Sürdürülebilirlik için ortaklık kurmak

Sosyal ve çevresel sorunlara çözüm bulmaları için şirketlerden gerek kamu gerekse özel sektörden diğer organizasyonlarla her geçen gün daha fazla ortaklık kurmaları bekleniyor. İşte size bu gibi ittifakların başarılı olmalarını sağlayacak 7 yöntem...

10.10.2014 23:19:140
Paylaş Tweet Paylaş
Sürdürülebilirlik için ortaklık kurmak
Marco Albani ve Kimberly Henderson Şirketlerden sosyal ve çevresel sorunları çözmeleri artık her zamankinden daha fazla isteniyor. Sonuçta sayıları her geçen gün artan lider şirketler, sadece kendi çevresel ayak izlerini azaltmak ve kendi itibarlarını artırmak için değil, aynı zamanda faaliyetlerini ve finansal performanslarını iyileştirmek için de sürdürülebilirlik meydan okumasını ciddiye alıyor.(2)

Günümüzde çok sayıda ekosistem meydan okuması yetki sınırlarını aşıyor ve onlar için tek tek şirketlerin veya bir endüstrinin tamamının bile kapasitelerini aşan sistematik değişiklikler yapılması gerekiyor.

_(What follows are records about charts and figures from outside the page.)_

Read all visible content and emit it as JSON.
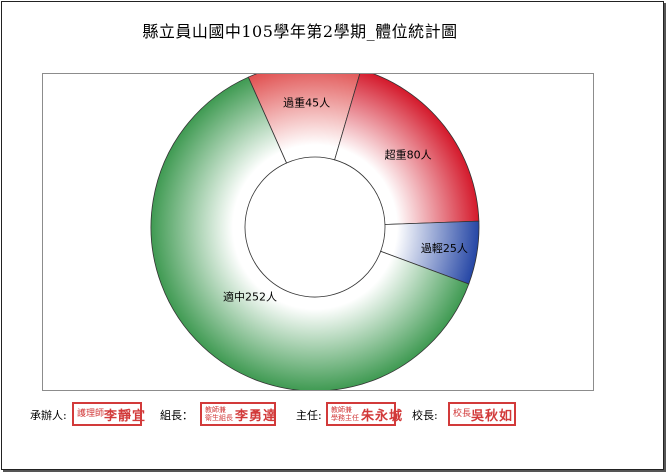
{
  "title": "縣立員山國中105學年第2學期_體位統計圖",
  "chart_data": {
    "type": "pie",
    "variant": "donut",
    "title": "縣立員山國中105學年第2學期_體位統計圖",
    "slices": [
      {
        "name": "過重",
        "value": 45,
        "label": "過重45人",
        "color": "#e04f4f"
      },
      {
        "name": "超重",
        "value": 80,
        "label": "超重80人",
        "color": "#d4192b"
      },
      {
        "name": "過輕",
        "value": 25,
        "label": "過輕25人",
        "color": "#2546a5"
      },
      {
        "name": "適中",
        "value": 252,
        "label": "適中252人",
        "color": "#3f9a52"
      }
    ]
  },
  "signatures": [
    {
      "role": "承辦人:",
      "seal_title": "護理師",
      "seal_name": "李靜宜"
    },
    {
      "role": "組長：",
      "seal_title_lines": [
        "教師兼",
        "衛生組長"
      ],
      "seal_name": "李勇達"
    },
    {
      "role": "主任:",
      "seal_title_lines": [
        "教師兼",
        "學務主任"
      ],
      "seal_name": "朱永城"
    },
    {
      "role": "校長:",
      "seal_title": "校長",
      "seal_name": "吳秋如"
    }
  ]
}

Bu gibi durumlarda şirketler için en iyi yaklaşım, hükümetler, yatırımcılar, yerel topluluklar, sivil toplum kuruluşları (STK’lar) ve diğer şirketlerle ortaklıklara gitmek olabilir. Bu gibi ortaklıkları sıklıkla çok taraflı, ayrı duran ve karmaşık ortak girişimler olarak düşünmek gerekir.

Bu tip işbirlikleri bilhassa ilk günlerinde genellikle iyi, kötü ve bazen de çirkin denilebilecek aşamalardan geçer. Balıkçılık endüstrisine yönelik standartlar belirleyen bir ortaklık olan Denizcilik Yönetimi Konseyi’nin (MSC) başı ilk birkaç yıl boyunca sık sık değişen elemanlar ve istikrarsız fonlama nedeniyle çok ağrımıştı.

Ancak son 10 yıldır fevkalade etkili bir güç haline geldi. Onun sertifikalandırma standartları bugün global deniz mahsülleri hasadının yüzde 10’unu kapsıyor ve global müşterilerin neredeyse dörtte biri alışverişlerinde MSC etiketini görmek istiyor. Bu oran ise 100’ü aşkın ülkede satılan 20 binden fazla ürün demek.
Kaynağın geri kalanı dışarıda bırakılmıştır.